Fakir Khana the house of the humble ones | Fakir Khana Museum Lahore:
Fakir Khana the House of The Humble Ones is one of the largest classified museums in Lahore Pakistan, and has been open to civic since 1901. The building initially belonged to Raja Todar Mal, Finance Minister of Akbar’s darbar (court) of the Mughal territory. It was shortly renovated in the 20th century as a manor housing almost two centuries of history of the exciting life of some of the supreme personalities of the state and era. Fakir Khana Museum is in fact a house curved within out in the logic that what is really ‘private’ in the house, has been finished ‘public’. Right to use to all parts of the building is unrestricted. The Fakir Khana Museum is now being run by the 6th cohort of the Fakir family. It is placed hardly five minutes’ march from Bhatti Gate, one of the renowned 13 gates of the walled city of Lahore.
It is the just in private owned museum standard by the supervision of Pakistan. The history of the museum can be draw back to that of the Fakir family unit that established in Lahore in 1730, where it well-known and ran a publishing house. Above the years, the family has acquired a collected works of ten thousand manuscripts. The Fakir Khana Museum at present houses over twenty thousand variety of art and artifacts surrounding three centuries, from the 18th to the 20th.The diminutive Hall is the most striking of all the segments of Fakir Khana Museum, with demonstrate collection having been preserved for three parts of a century.
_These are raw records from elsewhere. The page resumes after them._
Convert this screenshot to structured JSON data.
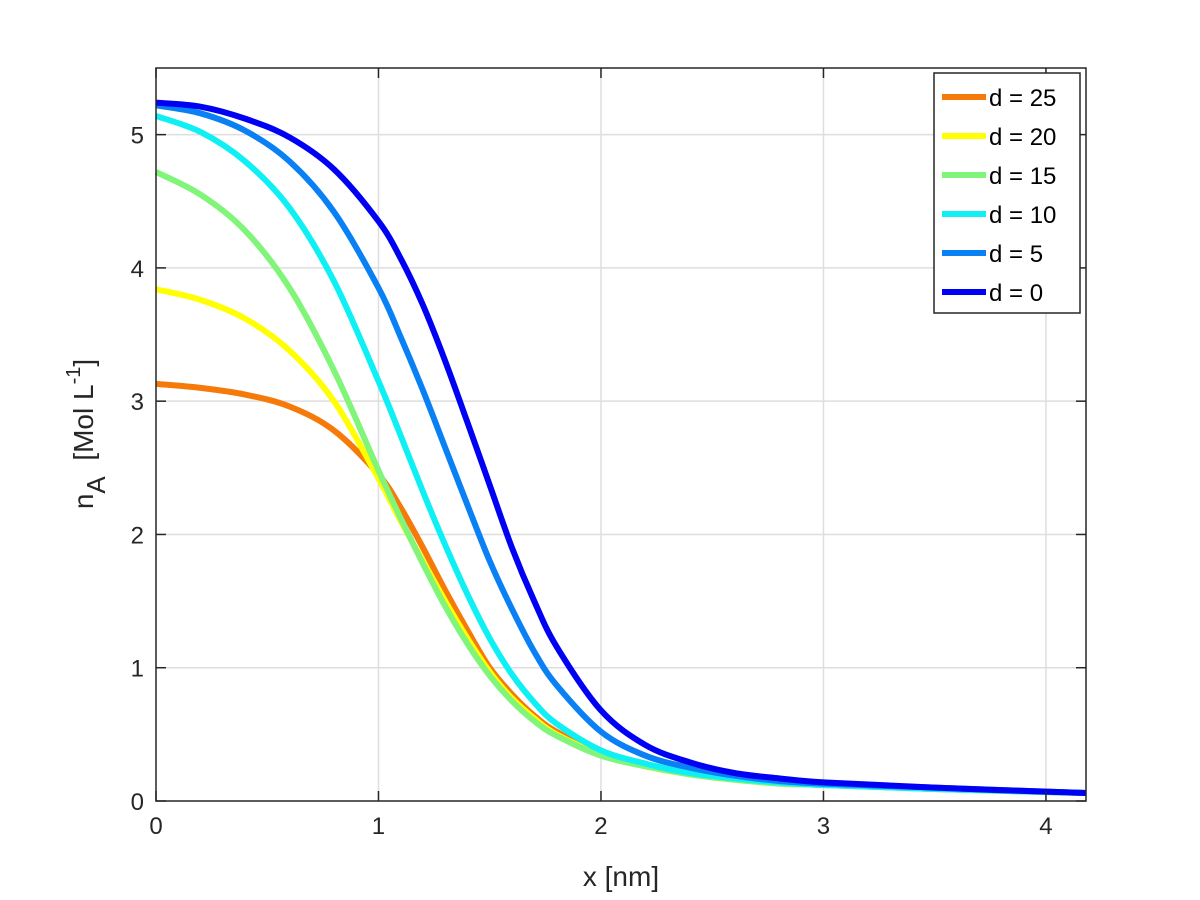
{
  "chart_data": {
    "type": "line",
    "xlabel": "x  [nm]",
    "ylabel": {
      "base": "n",
      "sub": "A",
      "bracket_open": "  [Mol L",
      "sup": "-1",
      "bracket_close": "]"
    },
    "xlim": [
      0,
      4.18
    ],
    "ylim": [
      0,
      5.5
    ],
    "xticks": [
      0,
      1,
      2,
      3,
      4
    ],
    "yticks": [
      0,
      1,
      2,
      3,
      4,
      5
    ],
    "grid": true,
    "legend_position": "top-right",
    "x": [
      0,
      0.2,
      0.4,
      0.6,
      0.8,
      1.0,
      1.1,
      1.2,
      1.3,
      1.4,
      1.5,
      1.6,
      1.7,
      1.8,
      2.0,
      2.2,
      2.4,
      2.6,
      2.8,
      3.0,
      3.5,
      4.18
    ],
    "series": [
      {
        "name": "d = 25",
        "color": "#f57a0a",
        "values": [
          3.13,
          3.1,
          3.05,
          2.96,
          2.78,
          2.45,
          2.2,
          1.9,
          1.58,
          1.28,
          1.0,
          0.8,
          0.64,
          0.52,
          0.36,
          0.27,
          0.21,
          0.17,
          0.14,
          0.12,
          0.09,
          0.06
        ]
      },
      {
        "name": "d = 20",
        "color": "#ffff00",
        "values": [
          3.84,
          3.76,
          3.62,
          3.38,
          3.0,
          2.42,
          2.1,
          1.8,
          1.5,
          1.22,
          0.97,
          0.77,
          0.62,
          0.5,
          0.35,
          0.26,
          0.2,
          0.16,
          0.14,
          0.12,
          0.09,
          0.06
        ]
      },
      {
        "name": "d = 15",
        "color": "#80f57a",
        "values": [
          4.72,
          4.55,
          4.28,
          3.85,
          3.23,
          2.48,
          2.12,
          1.78,
          1.46,
          1.18,
          0.94,
          0.75,
          0.6,
          0.49,
          0.34,
          0.26,
          0.2,
          0.16,
          0.13,
          0.12,
          0.09,
          0.06
        ]
      },
      {
        "name": "d = 10",
        "color": "#0ff0f5",
        "values": [
          5.14,
          5.02,
          4.8,
          4.45,
          3.9,
          3.15,
          2.74,
          2.32,
          1.92,
          1.55,
          1.22,
          0.95,
          0.74,
          0.58,
          0.38,
          0.28,
          0.21,
          0.17,
          0.14,
          0.12,
          0.09,
          0.06
        ]
      },
      {
        "name": "d = 5",
        "color": "#0a80f5",
        "values": [
          5.22,
          5.16,
          5.03,
          4.8,
          4.42,
          3.85,
          3.48,
          3.08,
          2.65,
          2.22,
          1.8,
          1.44,
          1.12,
          0.87,
          0.52,
          0.34,
          0.25,
          0.19,
          0.15,
          0.13,
          0.1,
          0.06
        ]
      },
      {
        "name": "d = 0",
        "color": "#0000f5",
        "values": [
          5.24,
          5.21,
          5.12,
          4.98,
          4.74,
          4.35,
          4.07,
          3.72,
          3.3,
          2.84,
          2.37,
          1.9,
          1.5,
          1.16,
          0.68,
          0.42,
          0.29,
          0.21,
          0.17,
          0.14,
          0.1,
          0.06
        ]
      }
    ]
  }
}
Calligraphy is considered a prominent type of Art in Islam. Primarily used for writing Quran and Hadith, the initial shape of Islamic Calligraphy was completed in Kufic writing. The initial work of calligraphy in Fakir Khana is the written by hand Quran written in Kufic Script. The fabric compilation approximately exclusively belongs to 19th century Sikh era. Places of interest contain a excellent Kashmiri shawl supposed to have been hold by Maharani Jinda, the beloved wife of Maharajah Ranjit Singh, leader of Punjab.
The ceramic collected works comprises of old Chinese, Russian, French, Japanese, Korean, English, German, and Dutch cutlery. The most antique piece of the set is the Japanese crackelein of the 18th Century. This jewel is from Shah Jehan’s weaving plant in Lahore, and is also identified as “The General’s Carpet.”Upon originally focusing on its drawing, flowers, vases and birds are evident in the pattern. On additional concentration, a human face natural fiber in also becomes obvious.